Erst Kritzendorf! Dann das Salzkammergut! Und jetzt der Neusiedler See! Alle sperren sich gegen die Wiener, die sich ihrerseits zunehmend eingesperrt fühlen in der heißen und immer heißer werdenden Stadt. Nachvollziehbar, dass da auch die Emotionen hochkochen.
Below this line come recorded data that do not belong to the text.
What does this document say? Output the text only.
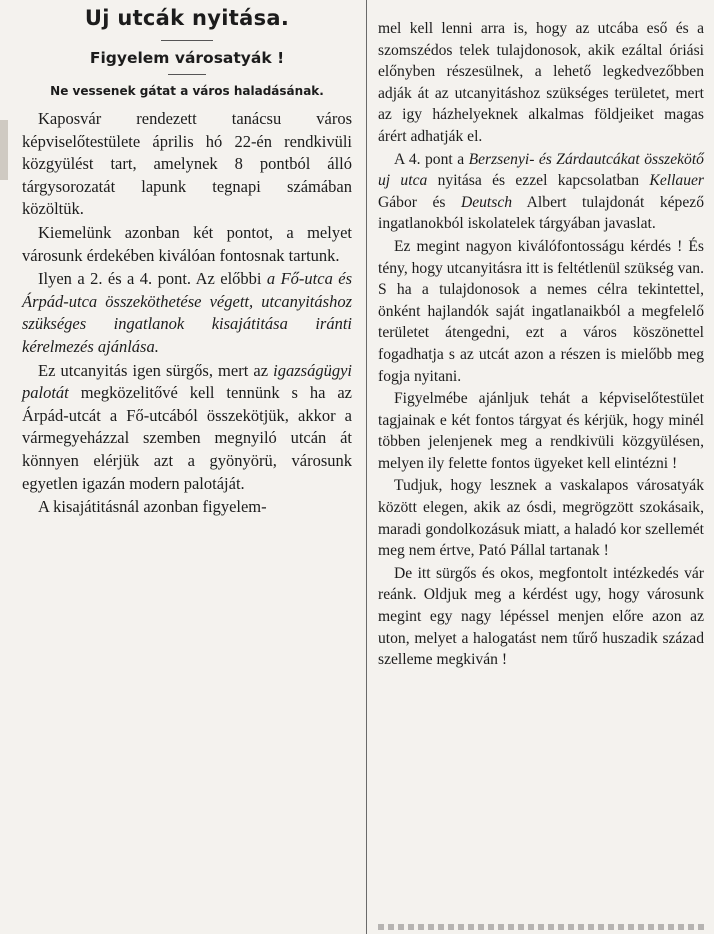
Uj utcák nyitása.
Figyelem városatyák !
Ne vessenek gátat a város haladásának.

Kaposvár rendezett tanácsu város képviselőtestülete április hó 22-én rendkivüli közgyülést tart, amelynek 8 pontból álló tárgysorozatát lapunk tegnapi számában közöltük.

Kiemelünk azonban két pontot, a melyet városunk érdekében kiválóan fontosnak tartunk.

Ilyen a 2. és a 4. pont. Az előbbi a Fő-utca és Árpád-utca összeköthetése végett, utcanyitáshoz szükséges ingatlanok kisajátitása iránti kérelmezés ajánlása.

Ez utcanyitás igen sürgős, mert az igazságügyi palotát megközelitővé kell tennünk s ha az Árpád-utcát a Fő-utcából összekötjük, akkor a vármegyeházzal szemben megnyiló utcán át könnyen elérjük azt a gyönyörü, városunk egyetlen igazán modern palotáját.

A kisajátitásnál azonban figyelem-

mel kell lenni arra is, hogy az utcába eső és a szomszédos telek tulajdonosok, akik ezáltal óriási előnyben részesülnek, a lehető legkedvezőbben adják át az utcanyitáshoz szükséges területet, mert az igy házhelyeknek alkalmas földjeiket magas árért adhatják el.

A 4. pont a Berzsenyi- és Zárdautcákat összekötő uj utca nyitása és ezzel kapcsolatban Kellauer Gábor és Deutsch Albert tulajdonát képező ingatlanokból iskolatelek tárgyában javaslat.

Ez megint nagyon kiválófontosságu kérdés ! És tény, hogy utcanyitásra itt is feltétlenül szükség van. S ha a tulajdonosok a nemes célra tekintettel, önként hajlandók saját ingatlanaikból a megfelelő területet átengedni, ezt a város köszönettel fogadhatja s az utcát azon a részen is mielőbb meg fogja nyitani.

Figyelmébe ajánljuk tehát a képviselőtestület tagjainak e két fontos tárgyat és kérjük, hogy minél többen jelenjenek meg a rendkivüli közgyülésen, melyen ily felette fontos ügyeket kell elintézni !

Tudjuk, hogy lesznek a vaskalapos városatyák között elegen, akik az ósdi, megrögzött szokásaik, maradi gondolkozásuk miatt, a haladó kor szellemét meg nem értve, Pató Pállal tartanak !

De itt sürgős és okos, megfontolt intézkedés vár reánk. Oldjuk meg a kérdést ugy, hogy városunk megint egy nagy lépéssel menjen előre azon az uton, melyet a halogatást nem tűrő huszadik század szelleme megkiván !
Aber die Debatte über die Sperren der Seebäder ist unredlich. Sie blendet aus, was der Grund für all diese Grundrechtseingriffe ist. Man kann doch nicht ernsthaft so tun, als ob ein burgenländischer Landeshauptmann tatsächlich aus Jux und Tollerei und föderalem Eigensinn und Aversion gegen die Wiener die Seebäder sperren würde. Hans Peter Doskozil ist auch Tourismusreferent. Alles mag man dem roten Herrn Doskozil nachsagen. Aber dass er ein Trottel wäre, erzählt man sich nicht einmal in der Bundes-SPÖ.
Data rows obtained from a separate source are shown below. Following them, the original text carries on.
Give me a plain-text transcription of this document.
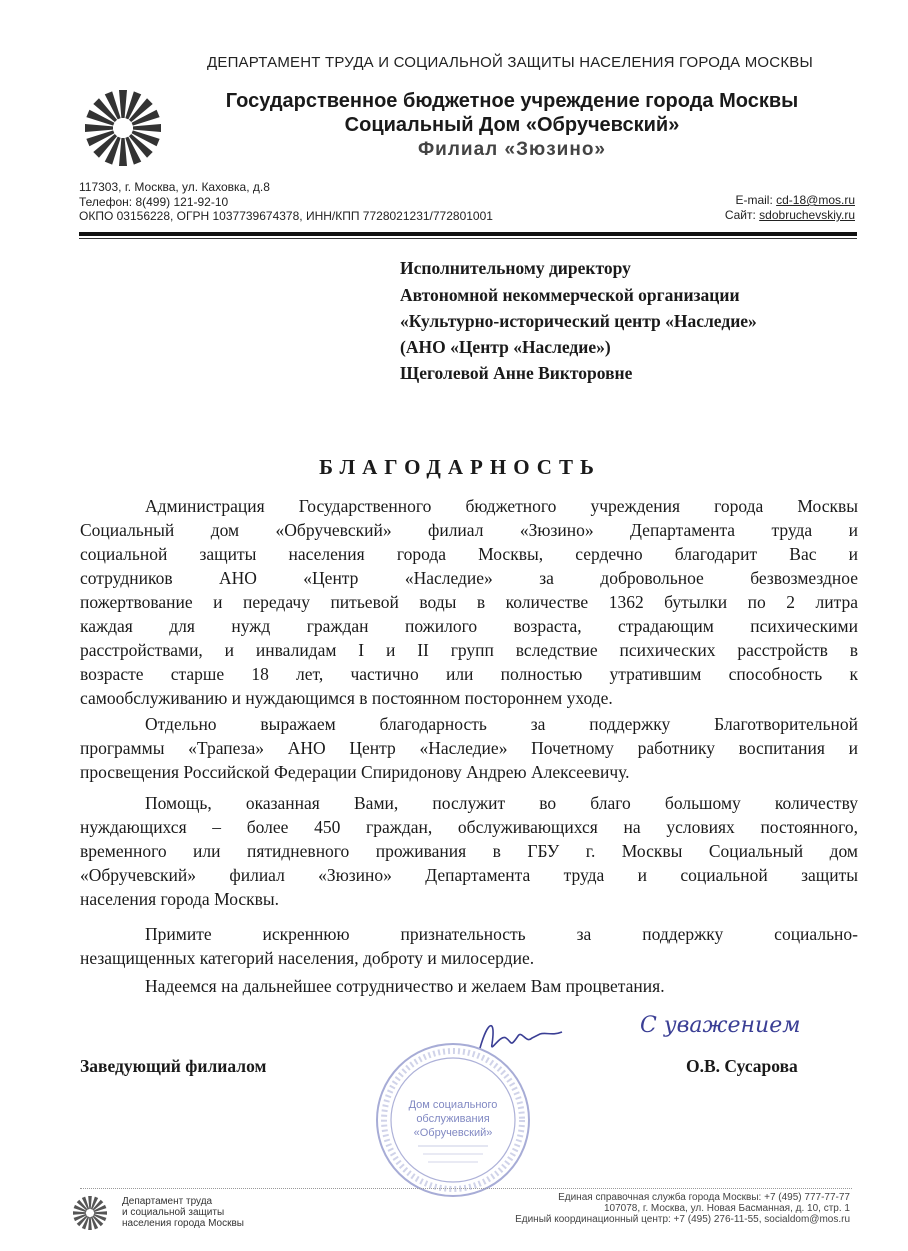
ДЕПАРТАМЕНТ ТРУДА И СОЦИАЛЬНОЙ ЗАЩИТЫ НАСЕЛЕНИЯ ГОРОДА МОСКВЫ
Государственное бюджетное учреждение города Москвы
Социальный Дом «Обручевский»
Филиал «Зюзино»
117303, г. Москва, ул. Каховка, д.8
Телефон: 8(499) 121-92-10
ОКПО 03156228, ОГРН 1037739674378, ИНН/КПП 7728021231/772801001
E-mail: cd-18@mos.ru
Сайт: sdobruchevskiy.ru
Исполнительному директору
Автономной некоммерческой организации
«Культурно-исторический центр «Наследие»
(АНО «Центр «Наследие»)
Щеголевой Анне Викторовне
БЛАГОДАРНОСТЬ
Администрация Государственного бюджетного учреждения города Москвы
Социальный дом «Обручевский» филиал «Зюзино» Департамента труда и
социальной защиты населения города Москвы, сердечно благодарит Вас и
сотрудников АНО «Центр «Наследие» за добровольное безвозмездное
пожертвование и передачу питьевой воды в количестве 1362 бутылки по 2 литра
каждая для нужд граждан пожилого возраста, страдающим психическими
расстройствами, и инвалидам I и II групп вследствие психических расстройств в
возрасте старше 18 лет, частично или полностью утратившим способность к
самообслуживанию и нуждающимся в постоянном постороннем уходе.
Отдельно выражаем благодарность за поддержку Благотворительной
программы «Трапеза» АНО Центр «Наследие» Почетному работнику воспитания и
просвещения Российской Федерации Спиридонову Андрею Алексеевичу.
Помощь, оказанная Вами, послужит во благо большому количеству
нуждающихся – более 450 граждан, обслуживающихся на условиях постоянного,
временного или пятидневного проживания в ГБУ г. Москвы Социальный дом
«Обручевский» филиал «Зюзино» Департамента труда и социальной защиты
населения города Москвы.
Примите искреннюю признательность за поддержку социально-
незащищенных категорий населения, доброту и милосердие.
Надеемся на дальнейшее сотрудничество и желаем Вам процветания.
С уважением
Дом социального
обслуживания
«Обручевский»
Заведующий филиалом	О.В. Сусарова
Департамент труда
и социальной защиты
населения города Москвы
Единая справочная служба города Москвы: +7 (495) 777-77-77
107078, г. Москва, ул. Новая Басманная, д. 10, стр. 1
Единый координационный центр: +7 (495) 276-11-55, socialdom@mos.ru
Die Seeregion ist die burgenländische Tourismusregion. Jedenfalls der Norden des Sees ist längst schon eine Wiener Freizeitanlage. Alle scharren hier – no na ned – in den Startlöchern für 2020. Das erste Maiwochenende ist der traditionelle Sommerstart am See. Das Wetter ist strahlend. Die Schenkhäuser, die Radlwege, die Hotels wären bereit.

Da geht es um einen Haufen Geld. Aber Ischgl mit seiner Leichtfertigkeit sitzt auch im Burgenland einem jeden und einer jeden in den Knochen. Soll, weil es so manche nicht mehr erwarten wollen oder zu können glauben, nun das Meer der Wiener zu einem Corona-Hotspot werden? (Wolfgang Weisgram, 16.4.2020)
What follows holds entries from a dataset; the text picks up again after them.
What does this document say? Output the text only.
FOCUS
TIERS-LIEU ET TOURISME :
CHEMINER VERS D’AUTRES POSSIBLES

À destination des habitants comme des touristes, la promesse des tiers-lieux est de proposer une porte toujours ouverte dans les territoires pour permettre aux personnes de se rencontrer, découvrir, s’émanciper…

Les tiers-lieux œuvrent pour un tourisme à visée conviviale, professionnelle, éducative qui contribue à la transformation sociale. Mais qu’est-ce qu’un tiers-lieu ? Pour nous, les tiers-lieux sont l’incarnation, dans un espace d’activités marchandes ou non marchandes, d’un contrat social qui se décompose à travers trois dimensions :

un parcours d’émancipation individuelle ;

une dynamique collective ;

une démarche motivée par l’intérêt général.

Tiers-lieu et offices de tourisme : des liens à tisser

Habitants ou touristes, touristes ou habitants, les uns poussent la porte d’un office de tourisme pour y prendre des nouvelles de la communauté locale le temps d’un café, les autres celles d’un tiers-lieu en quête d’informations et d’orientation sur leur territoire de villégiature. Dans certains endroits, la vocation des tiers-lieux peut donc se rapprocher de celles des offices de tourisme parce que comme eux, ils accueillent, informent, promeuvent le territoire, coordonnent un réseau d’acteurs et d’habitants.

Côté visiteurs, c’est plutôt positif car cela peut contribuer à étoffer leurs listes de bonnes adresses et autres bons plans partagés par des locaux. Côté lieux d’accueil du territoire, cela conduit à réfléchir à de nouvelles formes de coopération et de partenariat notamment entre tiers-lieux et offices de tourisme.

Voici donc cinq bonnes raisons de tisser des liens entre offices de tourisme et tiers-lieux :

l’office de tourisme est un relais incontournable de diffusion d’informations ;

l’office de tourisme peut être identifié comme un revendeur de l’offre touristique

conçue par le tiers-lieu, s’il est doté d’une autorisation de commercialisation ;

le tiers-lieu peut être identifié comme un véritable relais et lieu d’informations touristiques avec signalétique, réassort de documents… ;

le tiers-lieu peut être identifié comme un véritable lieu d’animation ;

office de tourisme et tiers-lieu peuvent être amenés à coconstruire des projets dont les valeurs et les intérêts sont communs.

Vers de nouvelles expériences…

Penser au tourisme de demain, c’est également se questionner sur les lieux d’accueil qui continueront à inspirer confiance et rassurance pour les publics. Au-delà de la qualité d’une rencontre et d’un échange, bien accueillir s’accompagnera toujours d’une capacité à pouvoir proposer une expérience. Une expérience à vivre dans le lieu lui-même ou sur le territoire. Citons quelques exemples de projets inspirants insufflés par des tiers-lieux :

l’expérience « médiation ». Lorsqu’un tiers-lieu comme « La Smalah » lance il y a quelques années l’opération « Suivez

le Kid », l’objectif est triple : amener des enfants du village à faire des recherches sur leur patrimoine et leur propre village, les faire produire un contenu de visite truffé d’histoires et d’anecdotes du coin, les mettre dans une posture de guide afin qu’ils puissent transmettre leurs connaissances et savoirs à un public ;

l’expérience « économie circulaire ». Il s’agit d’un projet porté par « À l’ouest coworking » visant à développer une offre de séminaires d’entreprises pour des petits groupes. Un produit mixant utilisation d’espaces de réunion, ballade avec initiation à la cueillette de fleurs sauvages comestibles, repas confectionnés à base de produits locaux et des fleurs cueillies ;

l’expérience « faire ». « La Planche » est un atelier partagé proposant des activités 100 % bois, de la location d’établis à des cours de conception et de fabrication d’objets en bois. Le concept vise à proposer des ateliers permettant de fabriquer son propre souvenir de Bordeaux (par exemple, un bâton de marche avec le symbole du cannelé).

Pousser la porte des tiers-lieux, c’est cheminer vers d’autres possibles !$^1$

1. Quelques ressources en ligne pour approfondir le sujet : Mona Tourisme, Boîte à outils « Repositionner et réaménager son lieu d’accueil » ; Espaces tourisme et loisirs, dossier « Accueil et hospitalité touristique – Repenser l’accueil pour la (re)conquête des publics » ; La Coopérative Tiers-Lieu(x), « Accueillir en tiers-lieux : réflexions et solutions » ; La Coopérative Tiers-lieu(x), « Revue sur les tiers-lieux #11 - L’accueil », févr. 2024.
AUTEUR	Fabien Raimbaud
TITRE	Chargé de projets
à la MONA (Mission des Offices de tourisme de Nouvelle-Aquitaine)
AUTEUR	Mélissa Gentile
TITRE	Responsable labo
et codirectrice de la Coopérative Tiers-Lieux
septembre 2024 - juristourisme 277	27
KONTRA: Seltsame Kirchturmpolitik

von Petra Stuiber

Vielleicht sollte man überlegen, die Eingangskontrollen zu den Neusiedler-See-Bädern privaten Unternehmen zu überantworten. Wundersamerweise haben es zum Beispiel alle Baumärkte geschafft, den Ansturm der Besucher bei der Wiedereröffnung zu bewältigen – unter Wahrung der Sicherheitsabstände.

Es ist erstaunlich, dass so etwas im Burgenland, rund um den See, der nicht zu Unrecht auch das "Meer der Wiener" genannt wird, nicht möglich sein sollte. Zumindest scheint das der Landeshauptmann zu glauben, der ihn de facto für Nichtburgenländer sperren lässt. Das ist hochgradig populistisch und stellt der (Selbst-)Organisationsfähigkeit der Burgenländer ein Armutszeugnis aus. Völlig zu Unrecht, übrigens. Denn was der Landeshauptmann nicht für möglich hält, haben die Burgenländer in den vergangenen Jahrzehnten stets bewiesen: dass sie pragmatisch und mit Hausverstand (ein beliebtes Wort derzeit) das Beste für sich und ihr Land tun. Erholung suchende Wiener zu vertreiben gehörte da bisher eher nicht dazu, im Gegenteil.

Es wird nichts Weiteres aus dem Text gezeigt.